A lengthy but informative article shows how many other cities utilized diverse strategies to make housing affordable. While any one particular strategy may not work for Montgomery County, combining the best of these strategies may help make housing affordable in our beloved county. I’ve quoted a few paragraphs below that summarize the article, but you can read the entire piece here.
“Houston, Tokyo, Chicago, Montreal, Vienna, Singapore, Germany—all these places have built their way to affordable housing. They’re not alone. Housing economist Issi Romem has detailed the numerous American metro areas that have done the same: Atlanta, Charlotte, Dallas, Las Vegas, Orlando, Phoenix, Raleigh, and more. Many more. They have done so mostly by sprawling like Houston.
“Houston, for example, can be Cascadia’s model for how easy it ought to be to get permits to build homes—if we believed, as Houston does, that building homes is in itself a good thing, our permitting processes would encourage rather than discourage it through endless months of hoop-jumping and politicized reviews. Tokyo, meanwhile, reminds us that placing control over development at senior levels of government, and making development of urban property a right of its owner, helps to elevate the broad public interest in abundant housing choices over parochial opposition to change. (Leaders in California have recently succeeded in passing a raft of new laws to act upon this lesson.) Chicago teaches that a pro-housing political orientation can provide abundant housing even under conventional zoning in a deep blue city, while Montreal offers Cascadia a model of a cityscape no longer of single-family homes but of three-story rowhouses, walk-up apartments, and condominiums on quiet, tree-lined streets close to transit and neighborhood centers. Singapore’s lesson is the promise of erecting high-density, park-like “new towns” on underused city land. And Germany shows us that a future is possible where housing is no longer an investment vehicle but “a very durable consumption good that provides a stream of housing services, not a ticket to financial gain.”

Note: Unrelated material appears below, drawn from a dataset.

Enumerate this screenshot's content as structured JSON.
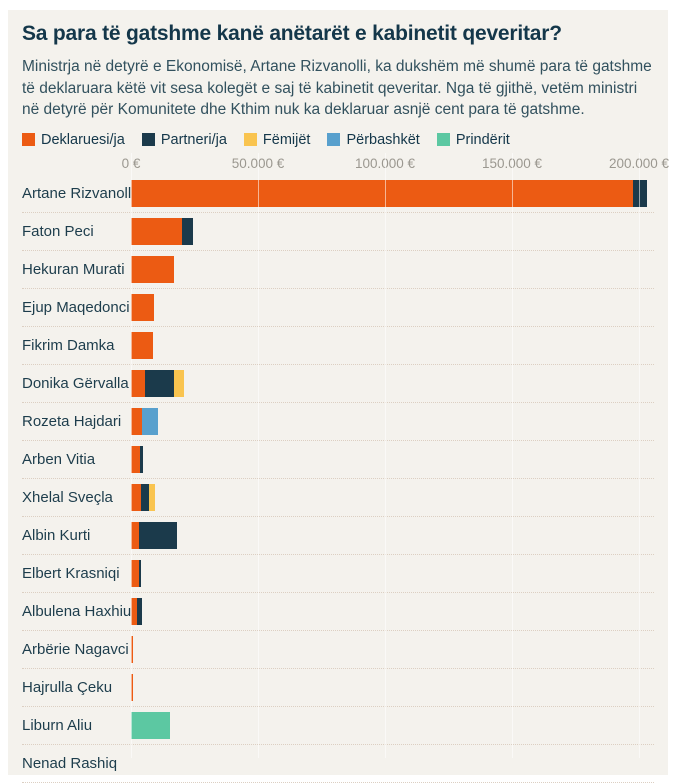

“And it is simple: Yes, you can build your way to affordable housing. Aside from economic decline and depopulation, it is the only strategy that actually works. You can do it through a state monopoly as in Singapore, an array of public and limited-profit associations as in Vienna, or private developers as in Chicago, Germany, Houston, or Montreal. But to have affordable housing, you have to build homes in great abundance, and without that, other affordability strategies such as rent control and inclusionary zoning can be fruitless or counterproductive, as in San Francisco. Building plenty of housing is not just one way to affordability, it is the only way—the foundation on which other affordability solutions, measures against displacement, and programs for inclusion rest.”